Nuclear threat on our doorstep, South China Morning Post, Green groups say flawed and untested technology puts city at risk from ‘world’s most dangerous nuclear power plant’, South China Morning Post,05 September, 2013 Ernest Kao ernest.kao@scmp A nuclear power plant being built just 130 kilometres away from Hong Kong was yesterday labelled by green groups the “most dangerous nuclear power plant in the world” The plant in Taishan, Guangdong, is using technology that has never been used before and would put the city and another 30 million people at risk in the Pearl River Delta in the event of a Fukushima-style meltdown, say nine groups, including Greenpeace, Green Sense and the Professional Commons lobby group.
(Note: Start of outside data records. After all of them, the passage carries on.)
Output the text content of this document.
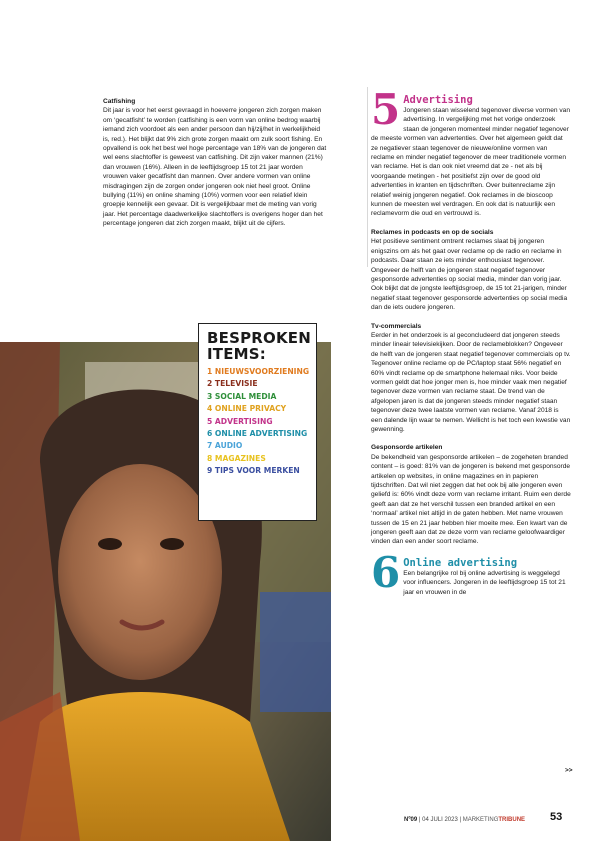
Catfishing

Dit jaar is voor het eerst gevraagd in hoeverre jongeren zich zorgen maken om ‘gecatfisht’ te worden (catfishing is een vorm van online bedrog waarbij iemand zich voordoet als een ander persoon dan hij/zij/het in werkelijkheid is, red.). Het blijkt dat 9% zich grote zorgen maakt om zulk soort fishing. En opvallend is ook het best wel hoge percentage van 18% van de jongeren dat wel eens slachtoffer is geweest van catfishing. Dit zijn vaker mannen (21%) dan vrouwen (16%). Alleen in de leeftijdsgroep 15 tot 21 jaar worden vrouwen vaker gecatfisht dan mannen. Over andere vormen van online misdragingen zijn de zorgen onder jongeren ook niet heel groot. Online bullying (11%) en online shaming (10%) vormen voor een relatief klein groepje kennelijk een gevaar. Dit is vergelijkbaar met de meting van vorig jaar. Het percentage daadwerkelijke slachtoffers is overigens hoger dan het percentage jongeren dat zich zorgen maakt, blijkt uit de cijfers.

BESPROKEN
ITEMS:
1 NIEUWSVOORZIENING
2 TELEVISIE
3 SOCIAL MEDIA
4 ONLINE PRIVACY
5 ADVERTISING
6 ONLINE ADVERTISING
7 AUDIO
8 MAGAZINES
9 TIPS VOOR MERKEN
5 Advertising

Jongeren staan wisselend tegenover diverse vormen van advertising. In vergelijking met het vorige onderzoek staan de jongeren momenteel minder negatief tegenover de meeste vormen van advertenties. Over het algemeen geldt dat ze negatiever staan tegenover de nieuwe/online vormen van reclame en minder negatief tegenover de meer traditionele vormen van reclame. Het is dan ook niet vreemd dat ze - net als bij voorgaande metingen - het positiefst zijn over de good old advertenties in kranten en tijdschriften. Over buitenreclame zijn relatief weinig jongeren negatief. Ook reclames in de bioscoop kunnen de meesten wel verdragen. En ook dat is natuurlijk een reclamevorm die oud en vertrouwd is.

Reclames in podcasts en op de socials

Het positieve sentiment omtrent reclames slaat bij jongeren enigszins om als het gaat over reclame op de radio en reclame in podcasts. Daar staan ze iets minder enthousiast tegenover. Ongeveer de helft van de jongeren staat negatief tegenover gesponsorde advertenties op social media, minder dan vorig jaar. Ook blijkt dat de jongste leeftijdsgroep, de 15 tot 21-jarigen, minder negatief staat tegenover gesponsorde advertenties op social media dan de iets oudere jongeren.

Tv-commercials

Eerder in het onderzoek is al geconcludeerd dat jongeren steeds minder lineair televisiekijken. Door de reclameblokken? Ongeveer de helft van de jongeren staat negatief tegenover commercials op tv. Tegenover online reclame op de PC/laptop staat 56% negatief en 60% vindt reclame op de smartphone helemaal niks. Voor beide vormen geldt dat hoe jonger men is, hoe minder vaak men negatief tegenover deze vormen van reclame staat. De trend van de afgelopen jaren is dat de jongeren steeds minder negatief staan tegenover deze twee laatste vormen van reclame. Vanaf 2018 is een dalende lijn waar te nemen. Wellicht is het toch een kwestie van gewenning.

Gesponsorde artikelen

De bekendheid van gesponsorde artikelen – de zogeheten branded content – is goed: 81% van de jongeren is bekend met gesponsorde artikelen op websites, in online magazines en in papieren tijdschriften. Dat wil niet zeggen dat het ook bij alle jongeren even geliefd is: 60% vindt deze vorm van reclame irritant. Ruim een derde geeft aan dat ze het verschil tussen een branded artikel en een ‘normaal’ artikel niet altijd in de gaten hebben. Met name vrouwen tussen de 15 en 21 jaar hebben hier moeite mee. Een kwart van de jongeren geeft aan dat ze deze vorm van reclame geloofwaardiger vinden dan een ander soort reclame.

6 Online advertising

Een belangrijke rol bij online advertising is weggelegd voor influencers. Jongeren in de leeftijdsgroep 15 tot 21 jaar en vrouwen in de

>>
Nº09 | 04 JULI 2023 | MARKETINGTRIBUNE	53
They are calling on Hong Kong authorities and the provincial and national governments to look again at the risks involved.
The Taishan Nuclear Power Plant, due to start operating in December, will run on two European pressurised reactors, or EPRs – a new Franco-German pressurised-water reactor which the groups say is immature.
French nuclear power giant Areva sealed an €8 billion (HK$92.53 billion) deal to build the two reactors for China’s state-owned Guangdong Nuclear Power Group in 2007. Construction began in 2009.”It is very risky to import a European nuclear reactor technology that has not even met the proper nuclear safety standards and regulations in Europe,” said Albert Lai Kwong-tak, an engineer and a policy expert at independent lobby group the Professional Commons.
Two EPR projects, one in France and another in Finland, have been plagued by delays after safety-related flaws were found. Both projects are not expected to be completed now until 2015 at the earliest, despite construction commencing years earlier than in Taishan.Lai said that upon completion, Taishan would be the “most dangerous nuclear power plant in the world” given its potential radiation level was three times higher than Japan’s crippled Fukushima Daiichi plant.
“Design flaws such as how to power cooling systems for its external spent nuclear fuel pool in the event of an emergency have not been addressed,” he said.
“A digitised and automated emergency control unit also lacks a manual override … these are all lessons which should have been learnt after Fukushima.